Das Heizkraftwerk Altbach/Deizisau ist ein Steinkohlekraftwerk in Baden-Württemberg. Es besteht aus zwei Blöcken und steht am Neckar bei Esslingen auf den Gemarkungen der Gemeinden Altbach und Deizisau, Württemberg.[1]

Die insgesamt installierte elektrische Leistung beträgt einschließlich der Gasturbinen und des Kombiblocks 4 rund 1270 MW. Das Kraftwerk ist an das 110-kV-Hochspannungsnetz der Netze BW und an das 380-kV-Höchstspannungsnetz der Transnet BW angebunden.

Geschichte[Bearbeiten | Quelltext bearbeiten]

Bereits im Jahre 1899 baute Heinrich Mayer seine Kraftcentrale, das erste Kohlekraftwerk am Standort Altbach. 1899 gilt damit auch als Gründungsjahr der Neckarwerke.

Ende der 1940er Jahre entstand dann der Vorläufer des heutigen Kraftwerks. Im Jahre 1950 ging Block 1 in Betrieb. Block 2 und 3 folgten 1960, Block 4 im Jahre 1971. Block 1 wurde 1982 stillgelegt und 1985 abgerissen, der 120 Meter hohe Schornstein gesprengt. Block 2 und 3 wurden 1993 abgerissen und die beiden ebenfalls 120 Meter hohen Schornsteine gesprengt.[2][3]

Bestehende Kraftwerksblöcke[Bearbeiten | Quelltext bearbeiten]

Heizkraftwerk 1[Bearbeiten | Quelltext bearbeiten]

Das HKW 1 ging Mitte 1985 ans Netz. Ursprünglich wurde diese Anlage als Block 5 bezeichnet. Das Kraftwerk hatte anfangs eine elektrische Bruttoleistung von 420 MWel. Durch Retrofitmaßnahmen an der Hoch- und Niederdruckturbine im Jahr 2006 konnte die elektrische Leistung auf 465 MWel gesteigert werden. Die Fernwärmeauskopplung von 280 MWth blieb dabei unverändert.

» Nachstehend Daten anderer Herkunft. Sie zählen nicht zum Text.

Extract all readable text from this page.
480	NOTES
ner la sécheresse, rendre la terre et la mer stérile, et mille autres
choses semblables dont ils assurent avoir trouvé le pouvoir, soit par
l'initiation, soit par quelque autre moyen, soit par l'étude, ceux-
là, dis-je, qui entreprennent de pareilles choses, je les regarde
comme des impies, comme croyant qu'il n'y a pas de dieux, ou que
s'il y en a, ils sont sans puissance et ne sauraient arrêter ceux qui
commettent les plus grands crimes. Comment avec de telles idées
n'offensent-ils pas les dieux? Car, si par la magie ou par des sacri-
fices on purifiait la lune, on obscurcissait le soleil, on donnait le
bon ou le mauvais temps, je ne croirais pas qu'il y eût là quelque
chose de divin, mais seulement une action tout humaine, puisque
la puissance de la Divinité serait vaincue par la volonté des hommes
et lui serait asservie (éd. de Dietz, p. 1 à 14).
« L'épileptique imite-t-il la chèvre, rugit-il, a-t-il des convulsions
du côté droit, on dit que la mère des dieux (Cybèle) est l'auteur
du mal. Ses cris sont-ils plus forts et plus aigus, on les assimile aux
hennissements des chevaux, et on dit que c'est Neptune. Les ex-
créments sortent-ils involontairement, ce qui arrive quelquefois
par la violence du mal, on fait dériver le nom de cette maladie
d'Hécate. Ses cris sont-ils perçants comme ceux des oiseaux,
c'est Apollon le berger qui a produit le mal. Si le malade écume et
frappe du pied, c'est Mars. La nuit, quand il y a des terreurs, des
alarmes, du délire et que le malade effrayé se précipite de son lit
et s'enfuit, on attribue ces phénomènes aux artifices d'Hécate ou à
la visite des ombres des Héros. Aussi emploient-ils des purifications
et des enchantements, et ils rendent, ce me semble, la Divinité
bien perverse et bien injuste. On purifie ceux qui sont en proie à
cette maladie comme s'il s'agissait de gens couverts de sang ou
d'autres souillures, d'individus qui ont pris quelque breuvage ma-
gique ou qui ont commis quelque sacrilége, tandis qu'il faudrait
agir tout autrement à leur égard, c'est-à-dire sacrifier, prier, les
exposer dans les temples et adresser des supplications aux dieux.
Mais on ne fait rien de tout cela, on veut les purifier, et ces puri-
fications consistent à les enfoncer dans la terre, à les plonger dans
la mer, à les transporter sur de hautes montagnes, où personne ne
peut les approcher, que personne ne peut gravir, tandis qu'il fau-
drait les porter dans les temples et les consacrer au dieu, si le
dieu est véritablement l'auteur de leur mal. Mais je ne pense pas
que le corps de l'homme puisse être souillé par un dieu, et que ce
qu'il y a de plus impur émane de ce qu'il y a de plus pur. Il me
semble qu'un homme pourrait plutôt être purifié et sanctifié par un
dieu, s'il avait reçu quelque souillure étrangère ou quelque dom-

Das HKW 1 speist auf der 380-kV-Höchstspannungsebene in das Netz des Übertragungsnetzbetreibers Transnet BW ein.[4]

Bei dem Kühlturm von Block 1 handelt es sich um einen durch Ventilatoren zwangsbelüfteten Kühlturm, der entweder als reiner Nasskühlturm oder als Hybridkühlturm betrieben werden kann. Der Kühlturm hat eine Höhe von 45 Metern und diente als Prototyp für den Hybridkühlturm des Kernkraftwerks Neckarwestheim 2. Der Schornstein des HKW 1 hat eine Höhe von 250 Metern.

Am 27. Februar 2017 gab der Vorstand der EnBW bekannt, den Block stilllegen zu wollen.[5]

Heizkraftwerk 2 mit Gasturbine E[Bearbeiten | Quelltext bearbeiten]

Das HKW 2 nahm 1997 den Betrieb auf. Es hatte Anfangs eine Bruttoleistung von 330 MWel im Hauptkesselbetrieb, bei einem Nettowirkungsgrad von 41,3 %. Durch eine Modernisierung im Jahr 2012 wurde die Leistung um 20 MW, auf jetzt 350 MWel gesteigert. Teil dieser Modernisierung war ein Retrofit der Mitteldruckturbine, sowie ein Umbau der Feuerung und der sechs Kohlemühlen. Als Brennstoff für den Hauptkessel wird Steinkohle oder Erdgas verwendet.

Zusätzlich verfügt das HKW 2 über eine Gasturbine (Gasturbine E) mit einer Leistung von 60 MWel und einem Abhitzekessel. Die Gasturbine E (Solo) wird, wie alle Gasturbinen am Standort, vom Übertragungsnetzbetreiber im Netzentwicklungsplan 2013 als systemrelevant eingestuft.[6]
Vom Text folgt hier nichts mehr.